LES FAITS ET LES MOTIFS DE LA DÉCISION

[61]           La Commission des lésions professionnelles doit d’abord décider si la CSST était bien fondée de reconsidérer le 4 novembre 2005 trois décisions initialement rendues les 3 et 20 mai 2004 et 16 juin 2004.  Ensuite, le tribunal devra déterminer si madame Jalbert était la conjointe au sens de la loi au moment du décès de François Houde.

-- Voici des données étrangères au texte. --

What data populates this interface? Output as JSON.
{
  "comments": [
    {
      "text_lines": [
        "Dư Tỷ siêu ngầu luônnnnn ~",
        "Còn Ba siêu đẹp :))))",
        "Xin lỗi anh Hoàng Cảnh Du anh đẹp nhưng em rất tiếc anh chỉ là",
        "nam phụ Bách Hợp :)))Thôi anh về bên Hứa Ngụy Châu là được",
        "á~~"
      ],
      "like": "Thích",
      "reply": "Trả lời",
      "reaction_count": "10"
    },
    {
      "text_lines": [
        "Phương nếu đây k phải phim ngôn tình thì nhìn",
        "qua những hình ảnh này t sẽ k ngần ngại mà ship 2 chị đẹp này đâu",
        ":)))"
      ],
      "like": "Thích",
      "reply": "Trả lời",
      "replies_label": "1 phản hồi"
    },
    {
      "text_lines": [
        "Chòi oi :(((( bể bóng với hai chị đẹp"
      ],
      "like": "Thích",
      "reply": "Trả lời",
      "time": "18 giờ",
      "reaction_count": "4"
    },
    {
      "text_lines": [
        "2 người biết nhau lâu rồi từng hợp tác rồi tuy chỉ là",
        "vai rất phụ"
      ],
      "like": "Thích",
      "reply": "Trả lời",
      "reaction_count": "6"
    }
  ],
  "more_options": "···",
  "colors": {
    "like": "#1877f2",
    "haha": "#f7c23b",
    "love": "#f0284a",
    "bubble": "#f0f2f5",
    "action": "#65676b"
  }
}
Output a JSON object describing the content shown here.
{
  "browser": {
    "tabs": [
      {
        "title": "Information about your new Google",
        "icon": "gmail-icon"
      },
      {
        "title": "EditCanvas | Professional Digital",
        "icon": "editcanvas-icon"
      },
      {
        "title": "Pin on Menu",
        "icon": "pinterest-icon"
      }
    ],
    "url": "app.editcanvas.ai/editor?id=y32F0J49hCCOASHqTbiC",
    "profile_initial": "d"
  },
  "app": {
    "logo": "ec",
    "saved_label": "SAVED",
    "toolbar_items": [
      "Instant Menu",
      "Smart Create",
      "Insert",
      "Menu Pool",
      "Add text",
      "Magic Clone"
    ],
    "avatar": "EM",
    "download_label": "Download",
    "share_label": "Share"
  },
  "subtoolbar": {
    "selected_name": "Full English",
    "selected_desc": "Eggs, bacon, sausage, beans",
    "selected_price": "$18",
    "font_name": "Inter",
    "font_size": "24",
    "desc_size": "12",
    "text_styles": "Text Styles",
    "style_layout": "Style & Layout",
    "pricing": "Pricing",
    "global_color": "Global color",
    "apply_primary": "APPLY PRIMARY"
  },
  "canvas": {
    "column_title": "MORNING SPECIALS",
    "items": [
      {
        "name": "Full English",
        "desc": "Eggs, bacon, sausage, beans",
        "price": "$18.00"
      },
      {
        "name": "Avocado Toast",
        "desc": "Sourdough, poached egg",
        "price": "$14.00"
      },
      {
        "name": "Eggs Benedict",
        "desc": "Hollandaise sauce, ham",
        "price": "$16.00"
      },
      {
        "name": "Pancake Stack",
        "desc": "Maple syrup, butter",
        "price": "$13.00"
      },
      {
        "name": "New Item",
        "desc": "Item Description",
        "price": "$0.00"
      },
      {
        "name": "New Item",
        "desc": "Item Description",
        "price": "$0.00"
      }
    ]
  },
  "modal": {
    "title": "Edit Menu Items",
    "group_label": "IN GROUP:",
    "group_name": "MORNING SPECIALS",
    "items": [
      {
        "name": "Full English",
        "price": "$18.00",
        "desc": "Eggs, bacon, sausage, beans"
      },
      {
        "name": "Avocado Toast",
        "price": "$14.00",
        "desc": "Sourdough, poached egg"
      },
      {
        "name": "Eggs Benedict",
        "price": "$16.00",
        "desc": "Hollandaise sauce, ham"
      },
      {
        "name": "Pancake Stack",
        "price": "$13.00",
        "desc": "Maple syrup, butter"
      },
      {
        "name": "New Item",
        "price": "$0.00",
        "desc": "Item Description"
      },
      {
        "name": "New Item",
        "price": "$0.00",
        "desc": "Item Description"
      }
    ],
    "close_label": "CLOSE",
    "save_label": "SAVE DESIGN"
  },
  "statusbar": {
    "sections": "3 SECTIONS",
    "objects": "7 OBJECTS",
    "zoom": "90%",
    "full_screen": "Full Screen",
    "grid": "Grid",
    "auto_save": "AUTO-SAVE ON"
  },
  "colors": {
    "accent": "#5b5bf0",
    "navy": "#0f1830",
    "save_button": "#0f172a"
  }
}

[62]           Concernant les conditions permettant à la CSST de reconsidérer, elles sont énumérées à l’article 365 de la loi qui se lit comme suit :

365. La Commission peut reconsidérer sa décision dans les 90 jours, si celle-ci n'a pas fait l'objet d'une décision rendue en vertu de l'article 358.3, pour corriger toute erreur.

 

Elle peut également, de sa propre initiative ou à la demande d'une partie, si sa décision a été rendue avant que soit connu un fait essentiel, reconsidérer cette décision dans les 90 jours de la connaissance de ce fait.

 

Avant de reconsidérer une décision, la Commission en informe les personnes à qui elle a notifié cette décision.

 

Le présent article ne s'applique pas à une décision rendue en vertu du chapitre IX.

__________

1985, c. 6, a. 365; 1992, c. 11, a. 36; 1996, c. 70, a. 43; 1997, c. 27, a. 21.

 

 

[63]           Et, quant au statut de « conjoint », la loi en donne une définition précise à l’article 2 qui se lit comme suit :

2. Dans la présente loi, à moins que le contexte n'indique un sens différent, on entend par:

 

« conjoint » : la personne qui, à la date du décès du travailleur:

 

1°   est liée par un mariage ou une union civile au travailleur et cohabite avec lui; ou

 

2°   vit maritalement avec le travailleur, qu'elle soit de sexe différent ou de même sexe, et:

 

a)   réside avec lui depuis au moins trois ans ou depuis un an si un enfant est né ou à naître de leur union; et

 

b)   est publiquement représentée comme son conjoint;

__________

1985, c. 6, a. 2; 1997, c. 27, a. 1; 1999, c. 14, a. 2; 1999, c. 40, a. 4; 1999, c. 89, a. 53; 2002, c. 6, a. 76; 2002, c. 76, a. 27.

 

 

[64]           La Commission des lésions professionnelles considère que la reconsidération est légale et qu’elle respecte le délai de 90 jours.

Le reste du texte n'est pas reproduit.